Best Buy’s troubles were familiar. Its stock had fallen from $50 to $11 a share in just two years. The company was a poster child for “showrooming” — where customers physically visit stores, but ultimately purchase from online retailers with better prices.
Best Buy had a decision to make: Either do things a lot differently, or start shuttering stores.
The company chose the former. Its turnaround strategy included a commitment to beating or matching competitors’ prices and offering a superior experience for customers.
Best Buy CEO Hubert Joly has said, “Price-competitiveness is table stakes. The way we want to win is around the advice, convenience, service … If we get someone in the store and they don’t buy, then shame on us.”
Today, Best Buy is considered a prime case study in how a traditional brick-and-mortar retailer can compete effectively in today’s era of internet- and mobile-driven commerce. The company is thriving, boasting a share price of $73. That’s an incredible 563% increase in value since 2012.
I see some clear parallels between the challenges Best Buy overcame and those facing new car dealers today.
Like Best Buy, dealers must now contend with an ever-more-transparent market, where the bulk of shopping occurs online and it’s easier for consumers to compare you against the competition. New cars are a lot like appliances and electronics — they’re commodities in the eyes of today’s buyers.

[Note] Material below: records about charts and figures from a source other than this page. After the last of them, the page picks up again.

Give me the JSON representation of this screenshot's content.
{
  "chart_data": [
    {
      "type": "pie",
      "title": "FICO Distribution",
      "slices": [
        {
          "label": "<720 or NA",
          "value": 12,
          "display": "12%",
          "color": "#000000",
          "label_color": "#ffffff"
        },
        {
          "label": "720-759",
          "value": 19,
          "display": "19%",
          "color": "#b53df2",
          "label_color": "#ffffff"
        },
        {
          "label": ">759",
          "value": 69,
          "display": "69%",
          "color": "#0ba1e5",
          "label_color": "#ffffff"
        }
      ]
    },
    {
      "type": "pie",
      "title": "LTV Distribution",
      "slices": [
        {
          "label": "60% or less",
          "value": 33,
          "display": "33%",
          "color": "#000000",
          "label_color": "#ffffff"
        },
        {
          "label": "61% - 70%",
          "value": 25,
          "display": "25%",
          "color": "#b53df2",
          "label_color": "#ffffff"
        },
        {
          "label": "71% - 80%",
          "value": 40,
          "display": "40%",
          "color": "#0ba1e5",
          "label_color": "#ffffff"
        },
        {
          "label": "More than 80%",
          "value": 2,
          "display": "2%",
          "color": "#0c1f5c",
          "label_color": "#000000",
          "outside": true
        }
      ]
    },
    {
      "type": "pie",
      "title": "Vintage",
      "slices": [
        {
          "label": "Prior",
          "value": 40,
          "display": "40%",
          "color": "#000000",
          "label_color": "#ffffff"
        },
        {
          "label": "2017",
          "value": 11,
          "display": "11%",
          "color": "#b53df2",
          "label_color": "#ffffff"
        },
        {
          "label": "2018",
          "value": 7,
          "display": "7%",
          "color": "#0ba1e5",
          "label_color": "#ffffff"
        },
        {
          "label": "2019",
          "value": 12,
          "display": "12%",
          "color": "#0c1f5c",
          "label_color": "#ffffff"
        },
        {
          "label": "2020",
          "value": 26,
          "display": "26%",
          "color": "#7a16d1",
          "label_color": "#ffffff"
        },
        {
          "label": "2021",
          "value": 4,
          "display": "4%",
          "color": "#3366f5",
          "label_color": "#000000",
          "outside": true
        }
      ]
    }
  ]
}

These forces have contributed to driving new car profits down to -$427 per car for 2017, based on the most recent NADA Dealership Financial Profile. Here are three takeaways from Best Buy’s efforts that dealers should consider as they work to maintain their new vehicle market share and sales volumes:
Reduce or remove the friction of price
Today’s online shopper is not going to be fooled, so dealers would be wise to price their vehicles competitively based on the market. Depending on the market, Best Buy’s price-match guarantee might also be a worthy way to keep customers from buying elsewhere.

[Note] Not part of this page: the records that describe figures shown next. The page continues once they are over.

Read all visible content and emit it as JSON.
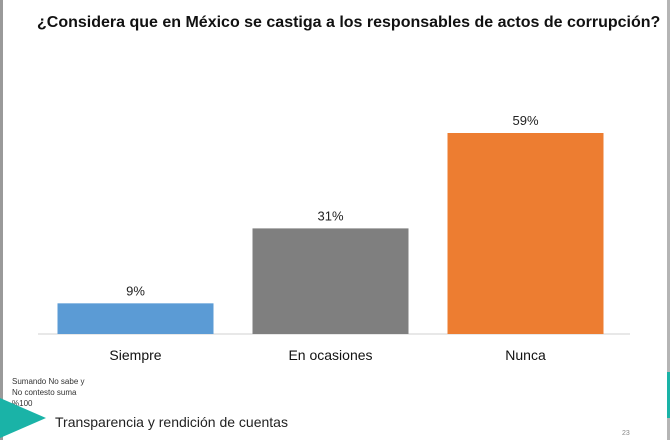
{
  "title": "¿Considera que en México se castiga a los responsables de actos de corrupción?",
  "note": {
    "lines": [
      "Sumando No sabe y",
      "No contesto suma",
      "%100"
    ]
  },
  "footer": {
    "text": "Transparencia y rendición de cuentas"
  },
  "page_number": "23",
  "colors": {
    "siempre": "#5b9bd5",
    "en_ocasiones": "#7f7f7f",
    "nunca": "#ed7d31",
    "accent": "#1ab3a7"
  },
  "chart_data": {
    "type": "bar",
    "title": "¿Considera que en México se castiga a los responsables de actos de corrupción?",
    "categories": [
      "Siempre",
      "En ocasiones",
      "Nunca"
    ],
    "values": [
      9,
      31,
      59
    ],
    "value_labels": [
      "9%",
      "31%",
      "59%"
    ],
    "bar_colors": [
      "#5b9bd5",
      "#7f7f7f",
      "#ed7d31"
    ],
    "xlabel": "",
    "ylabel": "",
    "ylim": [
      0,
      59
    ],
    "grid": false,
    "legend": "none"
  }
}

I was surprised that Best Buy’s decision to reduce price friction had less effect on gross margin than one might think — the company’s margins dropped from 23 percent to 21 percent. The company offset the decline by selling to more customers.
Trim your advertising expense
Best Buy has invested a larger share of its advertising in digital media as part of its strategy to blend the online and in-showroom experiences. The company reduced its advertising expense by 21 percent during the last two years. Meanwhile, dealers’ advertising spending increased from $607 to $629 in the same time period — a rise that suggests increased advertising efficiency is a big opportunity for many dealers.
Develop your sales teams
I recently visited both a Best Buy store and a dealership. I found the Best Buy sales representative to be both helpful and very knowledgeable. By contrast, during a test drive with my wife and me, a dealership sales consultant barely spoke about the vehicle or its features. Upon arriving back at the dealership, the sales consultant quickly moved to close the sale, despite being unable to justify the $695 additional markup for pinstriping and nitrogen gas in the tires.

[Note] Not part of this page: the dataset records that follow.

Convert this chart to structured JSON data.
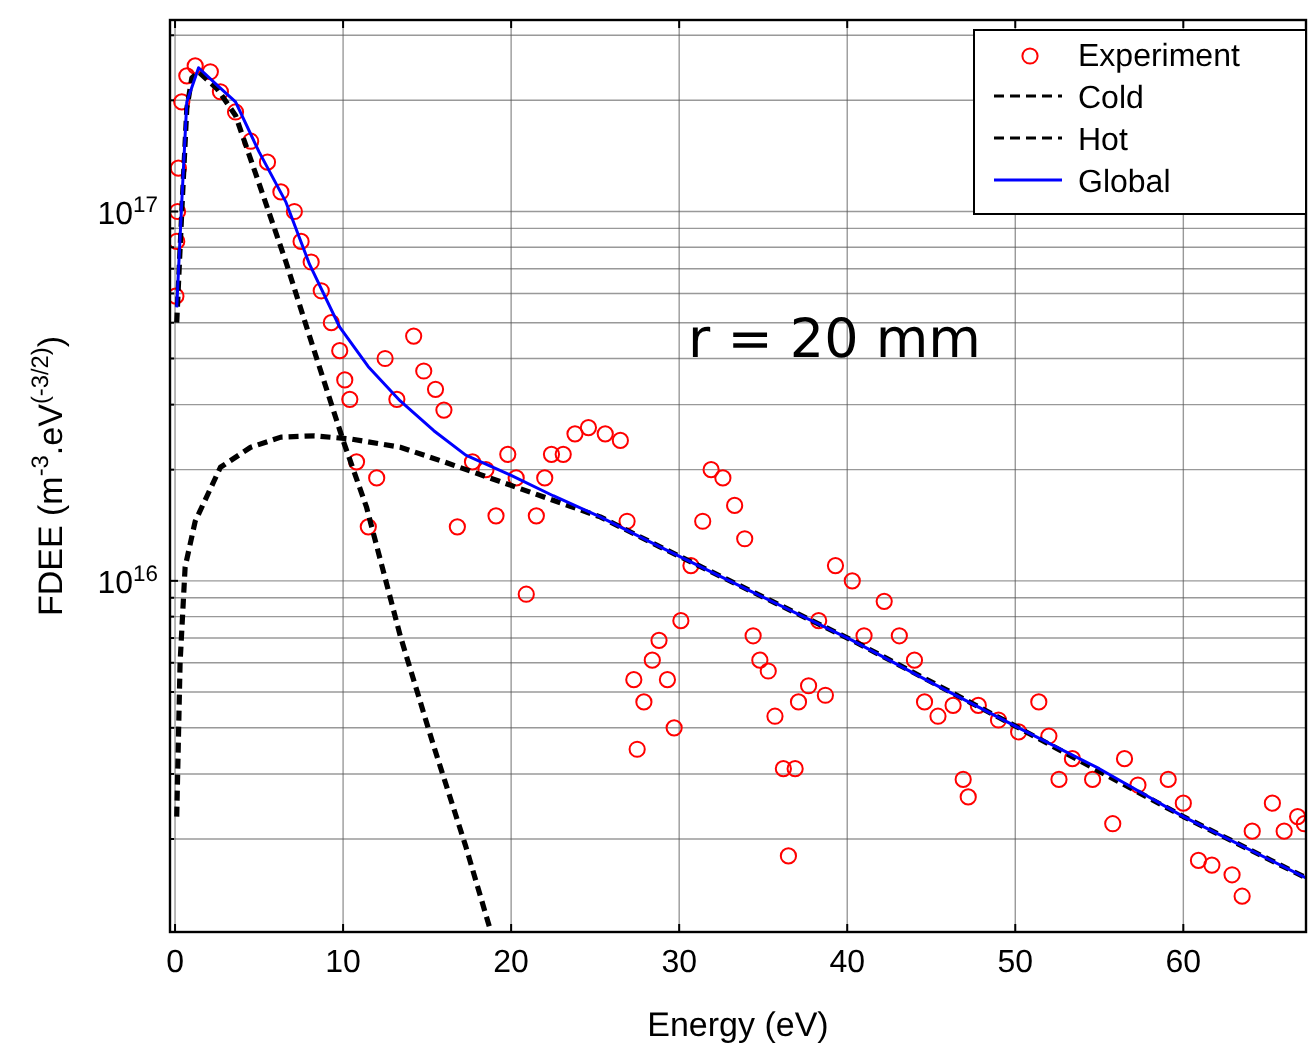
{
  "chart_data": {
    "type": "scatter",
    "xlabel": "Energy (eV)",
    "ylabel": "FDEE (m$^{-3}$.eV$^{(-3/2)}$)",
    "log": "y",
    "grid": true,
    "legend": "top right",
    "xlim": [
      -0.3,
      67.3
    ],
    "xticks": [
      0,
      10,
      20,
      30,
      40,
      50,
      60
    ],
    "ylim": [
      1120000000000000.0,
      3.3e+17
    ],
    "yticks": [
      {
        "value": 2000000000000000.0,
        "label": null
      },
      {
        "value": 3000000000000000.0,
        "label": null
      },
      {
        "value": 4000000000000000.0,
        "label": null
      },
      {
        "value": 5000000000000000.0,
        "label": null
      },
      {
        "value": 6000000000000000.0,
        "label": null
      },
      {
        "value": 7000000000000000.0,
        "label": null
      },
      {
        "value": 8000000000000000.0,
        "label": null
      },
      {
        "value": 9000000000000000.0,
        "label": null
      },
      {
        "value": 1e+16,
        "label": "10$^{16}$"
      },
      {
        "value": 2e+16,
        "label": null
      },
      {
        "value": 3e+16,
        "label": null
      },
      {
        "value": 4e+16,
        "label": null
      },
      {
        "value": 5e+16,
        "label": null
      },
      {
        "value": 6e+16,
        "label": null
      },
      {
        "value": 7e+16,
        "label": null
      },
      {
        "value": 8e+16,
        "label": null
      },
      {
        "value": 9e+16,
        "label": null
      },
      {
        "value": 1e+17,
        "label": "10$^{17}$"
      },
      {
        "value": 2e+17,
        "label": null
      },
      {
        "value": 3e+17,
        "label": null
      }
    ],
    "annotations": [
      "r = 20 mm"
    ],
    "series": [
      {
        "name": "Experiment",
        "marker": "circle",
        "color": "#ff0000",
        "x": [
          0.05,
          0.1,
          0.15,
          0.2,
          0.4,
          0.7,
          1.2,
          2.1,
          2.7,
          3.6,
          4.5,
          5.5,
          6.3,
          7.1,
          7.5,
          8.1,
          8.7,
          9.3,
          9.8,
          10.1,
          10.4,
          10.8,
          11.5,
          12.0,
          12.5,
          13.2,
          14.2,
          14.8,
          15.5,
          16.0,
          16.8,
          17.7,
          18.5,
          19.1,
          19.8,
          20.3,
          20.9,
          21.5,
          22.0,
          22.4,
          23.1,
          23.8,
          24.6,
          25.6,
          26.5,
          26.9,
          27.3,
          27.5,
          27.9,
          28.4,
          28.8,
          29.3,
          29.7,
          30.1,
          30.7,
          31.4,
          31.9,
          32.6,
          33.3,
          33.9,
          34.4,
          34.8,
          35.3,
          35.7,
          36.2,
          36.5,
          36.9,
          37.1,
          37.7,
          38.3,
          38.7,
          39.3,
          40.3,
          41.0,
          42.2,
          43.1,
          44.0,
          44.6,
          45.4,
          46.3,
          46.9,
          47.2,
          47.8,
          49.0,
          50.2,
          51.4,
          52.0,
          52.6,
          53.4,
          54.6,
          55.8,
          56.5,
          57.3,
          59.1,
          60.0,
          60.9,
          61.7,
          62.9,
          63.5,
          64.1,
          65.3,
          66.0,
          66.8,
          67.2
        ],
        "values": [
          5.9e+16,
          8.3e+16,
          1e+17,
          1.31e+17,
          1.98e+17,
          2.33e+17,
          2.48e+17,
          2.39e+17,
          2.11e+17,
          1.86e+17,
          1.55e+17,
          1.36e+17,
          1.13e+17,
          1e+17,
          8.3e+16,
          7.3e+16,
          6.1e+16,
          5e+16,
          4.2e+16,
          3.5e+16,
          3.1e+16,
          2.1e+16,
          1.4e+16,
          1.9e+16,
          4e+16,
          3.1e+16,
          4.6e+16,
          3.7e+16,
          3.3e+16,
          2.9e+16,
          1.4e+16,
          2.1e+16,
          2e+16,
          1.5e+16,
          2.2e+16,
          1.9e+16,
          9200000000000000.0,
          1.5e+16,
          1.9e+16,
          2.2e+16,
          2.2e+16,
          2.5e+16,
          2.6e+16,
          2.5e+16,
          2.4e+16,
          1.45e+16,
          5400000000000000.0,
          3500000000000000.0,
          4700000000000000.0,
          6100000000000000.0,
          6900000000000000.0,
          5400000000000000.0,
          4000000000000000.0,
          7800000000000000.0,
          1.1e+16,
          1.45e+16,
          2e+16,
          1.9e+16,
          1.6e+16,
          1.3e+16,
          7100000000000000.0,
          6100000000000000.0,
          5700000000000000.0,
          4300000000000000.0,
          3100000000000000.0,
          1800000000000000.0,
          3100000000000000.0,
          4700000000000000.0,
          5200000000000000.0,
          7800000000000000.0,
          4900000000000000.0,
          1.1e+16,
          1e+16,
          7100000000000000.0,
          8800000000000000.0,
          7100000000000000.0,
          6100000000000000.0,
          4700000000000000.0,
          4300000000000000.0,
          4600000000000000.0,
          2900000000000000.0,
          2600000000000000.0,
          4600000000000000.0,
          4200000000000000.0,
          3900000000000000.0,
          4700000000000000.0,
          3800000000000000.0,
          2900000000000000.0,
          3300000000000000.0,
          2900000000000000.0,
          2200000000000000.0,
          3300000000000000.0,
          2800000000000000.0,
          2900000000000000.0,
          2500000000000000.0,
          1750000000000000.0,
          1700000000000000.0,
          1600000000000000.0,
          1400000000000000.0,
          2100000000000000.0,
          2500000000000000.0,
          2100000000000000.0,
          2300000000000000.0,
          2200000000000000.0
        ]
      },
      {
        "name": "Cold",
        "type": "line",
        "line_style": "dashed",
        "color": "#000000",
        "x": [
          0.1,
          0.4,
          0.7,
          1.0,
          1.4,
          2.5,
          3.6,
          5.0,
          6.6,
          8.0,
          10.0,
          11.4,
          13.4,
          15.4,
          17.3,
          18.7
        ],
        "values": [
          5e+16,
          1e+17,
          1.9e+17,
          2.3e+17,
          2.39e+17,
          2.15e+17,
          1.82e+17,
          1.19e+17,
          7.3e+16,
          4.6e+16,
          2.4e+16,
          1.58e+16,
          7100000000000000.0,
          3560000000000000.0,
          1910000000000000.0,
          1160000000000000.0
        ]
      },
      {
        "name": "Hot",
        "type": "line",
        "line_style": "dashed",
        "color": "#000000",
        "x": [
          0.1,
          0.3,
          0.6,
          1.2,
          2.7,
          4.5,
          6.3,
          8.3,
          10.5,
          13.4,
          16.0,
          19.3,
          25.3,
          28.8,
          40.3,
          50.2,
          60.0,
          67.3
        ],
        "values": [
          2300000000000000.0,
          6000000000000000.0,
          1.09e+16,
          1.45e+16,
          2.03e+16,
          2.3e+16,
          2.45e+16,
          2.47e+16,
          2.42e+16,
          2.3e+16,
          2.1e+16,
          1.86e+16,
          1.49e+16,
          1.24e+16,
          6900000000000000.0,
          4000000000000000.0,
          2300000000000000.0,
          1570000000000000.0
        ]
      },
      {
        "name": "Global",
        "type": "line",
        "line_style": "solid",
        "color": "#0000ff",
        "x": [
          0.1,
          0.4,
          0.7,
          1.4,
          2.5,
          3.6,
          5.0,
          6.6,
          8.0,
          9.8,
          11.5,
          13.4,
          15.4,
          17.3,
          20.0,
          22.5,
          25.3,
          28.8,
          34.0,
          40.3,
          45.0,
          50.2,
          55.0,
          60.0,
          67.3
        ],
        "values": [
          5.5e+16,
          1.06e+17,
          1.98e+17,
          2.45e+17,
          2.2e+17,
          1.98e+17,
          1.45e+17,
          1.06e+17,
          7.2e+16,
          4.86e+16,
          3.8e+16,
          3.07e+16,
          2.55e+16,
          2.19e+16,
          1.93e+16,
          1.7e+16,
          1.49e+16,
          1.24e+16,
          9500000000000000.0,
          6900000000000000.0,
          5300000000000000.0,
          4000000000000000.0,
          3100000000000000.0,
          2300000000000000.0,
          1570000000000000.0
        ]
      }
    ]
  }
}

Perhaps the biggest lesson from Best Buy’s turnaround story is the company’s commitment to change the way it does business. It could have stayed the course, but it instead opted for a robust reinvention.
I believe dealers face a similar choice. Looking ahead, the most successful dealers will be those who find the best ways to win customers online, with an easy, transparent process that reduces price friction and provides an optimal customer experience.